I think I should start with the plaintiff’s cross-appeal. For the thrust of the submission of counsel for the defendant Bank that the learned trial Judge was wrong in holding that the defendant Bank had wrongfully put an end to contract of employment at issue in this case is based on the finding of the learned trial Judge that the plaintiff’s conduct about which the defendant Bank complained was gross enough to justify his summary dismissal under Clause 9 (i) of Exh. ‘E’, the condition of employment between the plaintiff and the defendant. In the cross-appeal of the plaintiff, he has challenged this finding of the learned trial Judge. This is why I am taking the cross-appeal first, and this is why also I have quoted copiously from the judgment of the learned trial Judge to show how she arrived at that conclusion of hers. It is pertinent to note that the learned trial judge in her judgment credited the plaintiff with giving evidence to the following effect:-

“It is true that I have verified both drafts in question despite obvious irregularities in the signatures of the signatories.”
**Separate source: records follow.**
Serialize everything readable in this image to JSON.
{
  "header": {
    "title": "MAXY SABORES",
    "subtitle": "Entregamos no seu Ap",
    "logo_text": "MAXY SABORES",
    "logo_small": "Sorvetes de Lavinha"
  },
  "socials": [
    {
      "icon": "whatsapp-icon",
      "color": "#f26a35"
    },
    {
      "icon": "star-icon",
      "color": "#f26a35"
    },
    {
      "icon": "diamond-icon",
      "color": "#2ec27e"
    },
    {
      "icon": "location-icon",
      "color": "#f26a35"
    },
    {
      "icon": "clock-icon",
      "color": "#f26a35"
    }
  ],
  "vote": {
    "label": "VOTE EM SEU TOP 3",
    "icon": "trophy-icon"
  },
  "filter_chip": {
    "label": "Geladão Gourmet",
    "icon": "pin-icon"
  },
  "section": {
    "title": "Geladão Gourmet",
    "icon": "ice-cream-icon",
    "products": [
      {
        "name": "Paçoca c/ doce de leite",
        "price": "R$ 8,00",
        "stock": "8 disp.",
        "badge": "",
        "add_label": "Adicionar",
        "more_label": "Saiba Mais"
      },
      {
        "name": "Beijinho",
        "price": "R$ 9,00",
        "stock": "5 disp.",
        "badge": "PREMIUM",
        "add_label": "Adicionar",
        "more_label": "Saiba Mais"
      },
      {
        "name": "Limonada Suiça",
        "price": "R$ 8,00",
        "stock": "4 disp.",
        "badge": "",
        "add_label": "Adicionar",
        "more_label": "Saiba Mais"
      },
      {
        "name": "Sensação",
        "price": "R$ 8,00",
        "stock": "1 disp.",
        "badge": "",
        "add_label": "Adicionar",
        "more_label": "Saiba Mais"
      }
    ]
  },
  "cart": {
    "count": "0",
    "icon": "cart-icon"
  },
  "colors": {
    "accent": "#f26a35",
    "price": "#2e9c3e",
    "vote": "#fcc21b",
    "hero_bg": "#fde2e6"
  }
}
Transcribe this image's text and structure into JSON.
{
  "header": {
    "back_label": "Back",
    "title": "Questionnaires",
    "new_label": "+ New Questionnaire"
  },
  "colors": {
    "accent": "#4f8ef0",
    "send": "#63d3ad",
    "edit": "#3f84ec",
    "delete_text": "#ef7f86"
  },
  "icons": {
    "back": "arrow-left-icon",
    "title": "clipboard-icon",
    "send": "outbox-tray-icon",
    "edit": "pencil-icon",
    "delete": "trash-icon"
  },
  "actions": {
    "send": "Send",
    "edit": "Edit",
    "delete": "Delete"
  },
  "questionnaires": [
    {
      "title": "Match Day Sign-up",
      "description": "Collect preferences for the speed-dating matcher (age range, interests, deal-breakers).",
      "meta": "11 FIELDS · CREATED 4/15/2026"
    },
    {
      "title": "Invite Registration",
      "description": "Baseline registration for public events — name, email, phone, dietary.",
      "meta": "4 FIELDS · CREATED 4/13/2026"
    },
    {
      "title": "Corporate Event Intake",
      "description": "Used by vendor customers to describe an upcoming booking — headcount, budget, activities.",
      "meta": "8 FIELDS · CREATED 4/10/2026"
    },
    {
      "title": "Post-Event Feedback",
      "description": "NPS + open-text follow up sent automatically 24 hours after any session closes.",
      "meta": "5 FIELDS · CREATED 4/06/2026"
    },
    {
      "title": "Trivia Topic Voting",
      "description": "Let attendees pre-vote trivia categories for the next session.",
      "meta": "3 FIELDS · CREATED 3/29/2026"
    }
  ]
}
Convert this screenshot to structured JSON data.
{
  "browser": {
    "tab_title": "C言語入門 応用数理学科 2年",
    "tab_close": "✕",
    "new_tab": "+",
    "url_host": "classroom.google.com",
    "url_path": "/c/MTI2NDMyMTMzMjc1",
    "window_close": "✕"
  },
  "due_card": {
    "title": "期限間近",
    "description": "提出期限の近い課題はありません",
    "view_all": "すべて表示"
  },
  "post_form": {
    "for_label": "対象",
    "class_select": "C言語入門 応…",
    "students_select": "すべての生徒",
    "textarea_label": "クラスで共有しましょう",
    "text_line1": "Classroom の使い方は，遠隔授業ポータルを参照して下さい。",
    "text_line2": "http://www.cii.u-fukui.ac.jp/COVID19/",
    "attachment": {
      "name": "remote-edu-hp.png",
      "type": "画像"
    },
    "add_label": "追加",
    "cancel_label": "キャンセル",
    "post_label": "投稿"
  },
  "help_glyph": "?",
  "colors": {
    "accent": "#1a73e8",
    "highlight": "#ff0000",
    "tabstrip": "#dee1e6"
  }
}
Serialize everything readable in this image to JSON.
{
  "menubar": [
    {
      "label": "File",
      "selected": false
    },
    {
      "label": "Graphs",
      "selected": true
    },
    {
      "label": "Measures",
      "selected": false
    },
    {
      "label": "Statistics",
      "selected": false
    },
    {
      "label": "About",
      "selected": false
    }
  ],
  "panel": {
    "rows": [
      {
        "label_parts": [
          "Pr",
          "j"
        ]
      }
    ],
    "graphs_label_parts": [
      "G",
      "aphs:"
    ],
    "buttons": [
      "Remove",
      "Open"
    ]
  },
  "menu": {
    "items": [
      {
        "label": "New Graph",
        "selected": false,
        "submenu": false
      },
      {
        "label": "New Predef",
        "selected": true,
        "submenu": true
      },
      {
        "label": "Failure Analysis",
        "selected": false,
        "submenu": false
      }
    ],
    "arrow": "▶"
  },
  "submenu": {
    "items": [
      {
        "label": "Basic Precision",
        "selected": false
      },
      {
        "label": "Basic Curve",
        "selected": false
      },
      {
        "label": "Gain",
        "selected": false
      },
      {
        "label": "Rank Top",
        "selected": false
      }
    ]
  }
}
It is not alleged or suggested to us that the learned trial Judge misdirected herself on the evidence of the plaintiff in this regard. This evidence related to the second forged draft Exh. ‘H’ verified by the plaintiff on 24th August, 1978. As regards the first forged draft Exh. ‘K’, what the learned trial judge said about it, I have set down above. I need to repeat here for ease of reference, the following portion of the judgment touching the issue of negligence:-

“The forged signature of the Manager appear so genuine that the plaintiff would not have been held negligent for verifying as such. Unfortunately, the same could not be said of the purported signature of the Branch Accountant which was obvious forgery when compared with the specimen signature Exh. ‘L3’. The Accountant denied signing the draft and the plaintiff himself said he detected the dissimilarity when the beneficiary of the draft presented it to him at Makurdi Branch for encashment. He consequently rejected the draft and made an endorsement in red biro on the stating draft “Second signature Irregular” and handed the draft over to the Alhaji and advised him to take it to Benin for regularisation. On the 28th August, the draft was represented by the Alhaji. This time the plaintiff observed that it bore a third signature purported to be that of Mr. C. I. Igure an accountant of category B signatory in Exh. ‘K’. The earlier rejected second signature was still on the draft uncancelled and unrectified. The plaintiff nevertheless accepted the draft and cancelled the endorsement he earlier made (about the second signature being irregular) and thereby validating the irregular signature. He presented the draft bearing the three signatures to the Manager to authorise payment. Another curious aspect of the draft is that the 2nd signature said to have been appended Mr. C. I. Igure was patently irregular as it was not similar to Mr. Igure’s specimen signature in Exh. ‘L’. It does not require any hand-writing analyst to prove the dissimilarities.”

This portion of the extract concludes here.